Typically, each row will require a unique sequence value.
The WHERE clause is optional and limits the update to those rows that satisfy the specified conditions.
The derived table is then joined to the same table, alias a, joining on the virtual primary key columns with the column to be updated set to the generated sequence.
In oracle this works:
update myTable set rowColum = rownum
where something = something else
http://download.oracle.com/docs/cd/B19306_01/server.102/b14200/pseudocolumns009.htm#i1006297
To get the example by Shannon fully working I had to edit his answer:
; WITH CTE AS (
SELECT ROW_NUMBER() OVER (ORDER BY [NameOfField]) as RowNumber, t1.ID
FROM [ActualTableName] t1
)
UPDATE [ActualTableName]
SET Name = 'Depersonalised Name ' + CONVERT(varchar(255), RowNumber)
FROM CTE
WHERE CTE.Id = [ActualTableName].ID
as his answer was trying to update T, which in his case was the name of the Common Table Expression, and it throws an error.
UPDATE TableName
SET TableName.id = TableName.New_Id
FROM (
SELECT id, ROW_NUMBER() OVER (ORDER BY id) AS New_Id
FROM TableName
) TableName
I've used this technique for years to populate ordinals and sequentially numbered columns. However I recently discovered an issue with it when running on SQL Server 2012. It would appear that internally the query engine is applying the update using multiple threads and the predicate portion of the UPDATE is not being handled in a thread-safe manner. To make it work again I had to reconfigure SQL Server's max degree of parallelism down to 1 core.
EXEC sp_configure 'show advanced options', 1;
GO
RECONFIGURE WITH OVERRIDE;
GO
EXEC sp_configure 'max degree of parallelism', 1;
GO
RECONFIGURE WITH OVERRIDE;
GO
DECLARE #id int
SET #id = -1
UPDATE dbo.mytable
SET #id = Ordinal = #id + 1
Without this you'll find that most sequential numbers are duplicated throughout the table.
One more way to achieve the desired result
1. Create a sequence object - (https://learn.microsoft.com/en-us/sql/t-sql/statements/create-sequence-transact-sql?view=sql-server-ver16)
CREATE SEQUENCE dbo.mySeq
AS BIGINT
START WITH 1 -- up to you from what number you want to start cycling
INCREMENT BY 1 -- up to you how it will increment
MINVALUE 1
CYCLE
CACHE 100;
2. Update your records
UPDATE TableName
SET Col2 = NEXT VALUE FOR dbo.mySeq
WHERE ....some condition...
EDIT: To reset sequence to start from the 1 for the next time you use it
ALTER SEQUENCE dbo.mySeq RESTART WITH 1 -- or start with any value you need`
Join to a Numbers table?
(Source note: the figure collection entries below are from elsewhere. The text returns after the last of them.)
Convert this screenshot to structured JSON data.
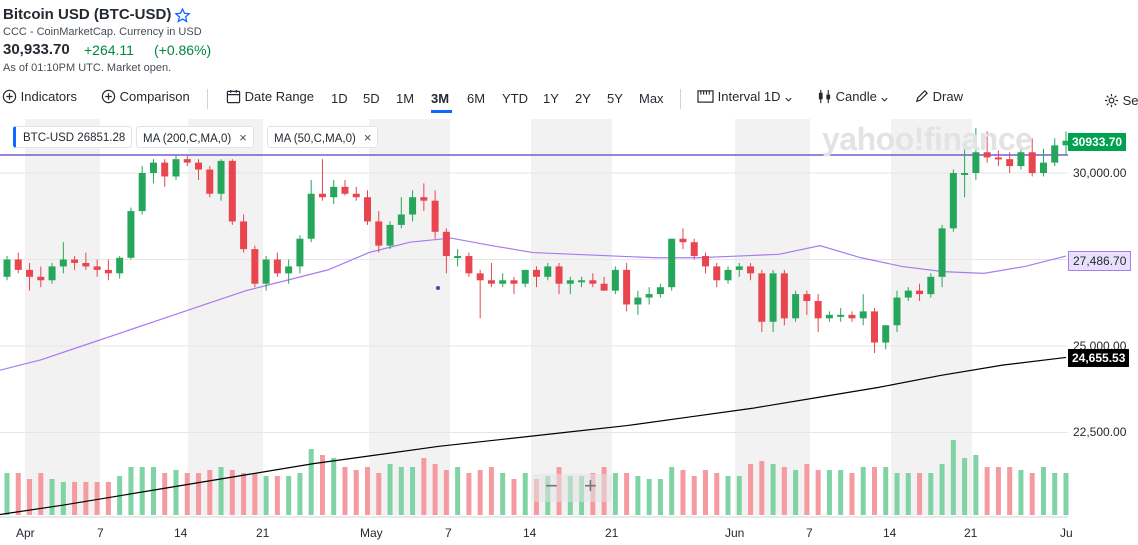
{
  "header": {
    "title": "Bitcoin USD (BTC-USD)",
    "subtitle": "CCC - CoinMarketCap. Currency in USD",
    "price": "30,933.70",
    "change": "+264.11",
    "change_pct": "(+0.86%)",
    "as_of": "As of 01:10PM UTC. Market open."
  },
  "toolbar": {
    "indicators": "Indicators",
    "comparison": "Comparison",
    "date_range": "Date Range",
    "ranges": [
      "1D",
      "5D",
      "1M",
      "3M",
      "6M",
      "YTD",
      "1Y",
      "2Y",
      "5Y",
      "Max"
    ],
    "selected_range": "3M",
    "interval_label": "Interval",
    "interval_value": "1D",
    "chart_type": "Candle",
    "draw": "Draw",
    "settings": "Se"
  },
  "legend": {
    "btc": "BTC-USD 26851.28",
    "ma200": "MA (200,C,MA,0)",
    "ma50": "MA (50,C,MA,0)",
    "close": "×"
  },
  "watermark": "yahoo!finance",
  "zoom": {
    "minus": "−",
    "plus": "+"
  },
  "colors": {
    "up": "#26a65b",
    "down": "#e8454f",
    "ma50": "#a67cf1",
    "ma200": "#000000",
    "accent": "#0f69ff"
  },
  "chart_data": {
    "type": "candlestick",
    "title": "Bitcoin USD (BTC-USD)",
    "ylim": [
      20000,
      31500
    ],
    "y_ticks": [
      "30,000.00",
      "25,000.00",
      "22,500.00"
    ],
    "x_labels": [
      "Apr",
      "7",
      "14",
      "21",
      "May",
      "7",
      "14",
      "21",
      "Jun",
      "7",
      "14",
      "21",
      "Ju"
    ],
    "price_tag": "30933.70",
    "ma50_tag": "27,486.70",
    "ma200_tag": "24,655.53",
    "candles": [
      [
        27000,
        27600,
        26900,
        27500
      ],
      [
        27500,
        27700,
        27100,
        27200
      ],
      [
        27200,
        27400,
        26600,
        27000
      ],
      [
        27000,
        27300,
        26700,
        26900
      ],
      [
        26900,
        27400,
        26800,
        27300
      ],
      [
        27300,
        28000,
        27100,
        27500
      ],
      [
        27500,
        27600,
        27200,
        27400
      ],
      [
        27400,
        27700,
        27200,
        27300
      ],
      [
        27300,
        27500,
        27000,
        27200
      ],
      [
        27200,
        27500,
        26900,
        27100
      ],
      [
        27100,
        27600,
        26950,
        27550
      ],
      [
        27550,
        29000,
        27500,
        28900
      ],
      [
        28900,
        30200,
        28800,
        30000
      ],
      [
        30000,
        30400,
        29700,
        30300
      ],
      [
        30300,
        30400,
        29600,
        29900
      ],
      [
        29900,
        30500,
        29800,
        30400
      ],
      [
        30400,
        30500,
        30200,
        30300
      ],
      [
        30300,
        30400,
        29800,
        30100
      ],
      [
        30100,
        30200,
        29300,
        29400
      ],
      [
        29400,
        30400,
        29200,
        30350
      ],
      [
        30350,
        30400,
        28500,
        28600
      ],
      [
        28600,
        28800,
        27700,
        27800
      ],
      [
        27800,
        27900,
        26700,
        26800
      ],
      [
        26800,
        27600,
        26600,
        27500
      ],
      [
        27500,
        27700,
        27000,
        27100
      ],
      [
        27100,
        27500,
        26800,
        27300
      ],
      [
        27300,
        28200,
        27100,
        28100
      ],
      [
        28100,
        29800,
        28000,
        29400
      ],
      [
        29400,
        30400,
        29200,
        29300
      ],
      [
        29300,
        29800,
        29100,
        29600
      ],
      [
        29600,
        29800,
        29350,
        29400
      ],
      [
        29400,
        29600,
        29200,
        29300
      ],
      [
        29300,
        29500,
        28500,
        28600
      ],
      [
        28600,
        28900,
        27700,
        27900
      ],
      [
        27900,
        28600,
        27800,
        28500
      ],
      [
        28500,
        29300,
        28400,
        28800
      ],
      [
        28800,
        29500,
        28600,
        29300
      ],
      [
        29300,
        29700,
        28900,
        29200
      ],
      [
        29200,
        29500,
        28100,
        28300
      ],
      [
        28300,
        28400,
        27100,
        27600
      ],
      [
        27600,
        27800,
        27300,
        27600
      ],
      [
        27600,
        27700,
        27000,
        27100
      ],
      [
        27100,
        27200,
        25800,
        26900
      ],
      [
        26900,
        27400,
        26700,
        26800
      ],
      [
        26800,
        27100,
        26700,
        26900
      ],
      [
        26900,
        27000,
        26500,
        26800
      ],
      [
        26800,
        27200,
        26700,
        27200
      ],
      [
        27200,
        27300,
        26700,
        27000
      ],
      [
        27000,
        27400,
        26900,
        27300
      ],
      [
        27300,
        27400,
        26500,
        26800
      ],
      [
        26800,
        27000,
        26500,
        26900
      ],
      [
        26900,
        27000,
        26700,
        26900
      ],
      [
        26900,
        27100,
        26700,
        26800
      ],
      [
        26800,
        27000,
        26600,
        26600
      ],
      [
        26600,
        27300,
        26500,
        27200
      ],
      [
        27200,
        27400,
        26000,
        26200
      ],
      [
        26200,
        26600,
        25900,
        26400
      ],
      [
        26400,
        26700,
        26200,
        26500
      ],
      [
        26500,
        26800,
        26400,
        26700
      ],
      [
        26700,
        28100,
        26600,
        28100
      ],
      [
        28100,
        28400,
        27800,
        28000
      ],
      [
        28000,
        28100,
        27500,
        27600
      ],
      [
        27600,
        27700,
        27100,
        27300
      ],
      [
        27300,
        27400,
        26700,
        26900
      ],
      [
        26900,
        27300,
        26800,
        27200
      ],
      [
        27200,
        27400,
        27000,
        27300
      ],
      [
        27300,
        27400,
        26900,
        27100
      ],
      [
        27100,
        27200,
        25400,
        25700
      ],
      [
        25700,
        27200,
        25400,
        27100
      ],
      [
        27100,
        27200,
        25600,
        25800
      ],
      [
        25800,
        26600,
        25700,
        26500
      ],
      [
        26500,
        26600,
        25900,
        26300
      ],
      [
        26300,
        26500,
        25400,
        25800
      ],
      [
        25800,
        26000,
        25700,
        25900
      ],
      [
        25900,
        26100,
        25700,
        25900
      ],
      [
        25900,
        26000,
        25700,
        25800
      ],
      [
        25800,
        26500,
        25600,
        26000
      ],
      [
        26000,
        26100,
        24800,
        25100
      ],
      [
        25100,
        25600,
        24900,
        25600
      ],
      [
        25600,
        26600,
        25400,
        26400
      ],
      [
        26400,
        26700,
        26300,
        26600
      ],
      [
        26600,
        26800,
        26300,
        26500
      ],
      [
        26500,
        27100,
        26400,
        27000
      ],
      [
        27000,
        28500,
        26700,
        28400
      ],
      [
        28400,
        30100,
        28300,
        30000
      ],
      [
        30000,
        30900,
        29300,
        30000
      ],
      [
        30000,
        31300,
        29800,
        30600
      ],
      [
        30600,
        31200,
        30300,
        30450
      ],
      [
        30450,
        30650,
        30200,
        30400
      ],
      [
        30400,
        30600,
        30000,
        30200
      ],
      [
        30200,
        30800,
        30100,
        30600
      ],
      [
        30600,
        31000,
        29900,
        30000
      ],
      [
        30000,
        30700,
        29900,
        30300
      ],
      [
        30300,
        31000,
        30200,
        30800
      ],
      [
        30800,
        31200,
        30500,
        30933.7
      ]
    ],
    "volume": [
      14,
      14,
      12,
      14,
      12,
      11,
      11,
      11,
      11,
      11,
      13,
      16,
      16,
      16,
      14,
      15,
      14,
      14,
      15,
      16,
      15,
      14,
      14,
      13,
      13,
      13,
      14,
      22,
      20,
      19,
      16,
      15,
      16,
      14,
      17,
      16,
      16,
      19,
      17,
      15,
      16,
      14,
      15,
      16,
      14,
      12,
      14,
      12,
      13,
      16,
      13,
      13,
      14,
      16,
      14,
      14,
      13,
      12,
      12,
      16,
      15,
      13,
      15,
      14,
      13,
      13,
      17,
      18,
      17,
      16,
      15,
      17,
      15,
      15,
      15,
      14,
      16,
      16,
      16,
      14,
      14,
      14,
      14,
      17,
      25,
      19,
      20,
      16,
      16,
      16,
      15,
      14,
      16,
      14,
      14
    ],
    "ma50": [
      24300,
      24600,
      25000,
      25400,
      25800,
      26200,
      26600,
      26900,
      27200,
      27700,
      28000,
      28120,
      27900,
      27700,
      27650,
      27600,
      27550,
      27550,
      27600,
      27650,
      27900,
      27550,
      27300,
      27150,
      27100,
      27300,
      27600
    ],
    "ma200": [
      20130,
      20400,
      20700,
      21000,
      21300,
      21600,
      21850,
      22100,
      22300,
      22500,
      22700,
      22950,
      23200,
      23500,
      23800,
      24150,
      24450,
      24670
    ]
  }
}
It involves an extra table, but it wouldn't be temporary -- you'd keep the numbers table around as a utility.
See http://web.archive.org/web/20150411042510/http://sqlserver2000.databases.aspfaq.com/why-should-i-consider-using-an-auxiliary-numbers-table.html
or
http://www.sqlservercentral.com/articles/Advanced+Querying/2547/
(the latter requires a free registration, but I find it to be a very good source of tips & techniques for MS SQL Server, and a lot is applicable to any SQL implementation).
It is possible, but only via some very complicated queries - basically you need a subquery that counts the number of records selected so far, and uses that as the sequence ID. I wrote something similar at one point - it worked, but it was a lot of pain.
To be honest, you'd be better off with a temporary table with an autoincrement field.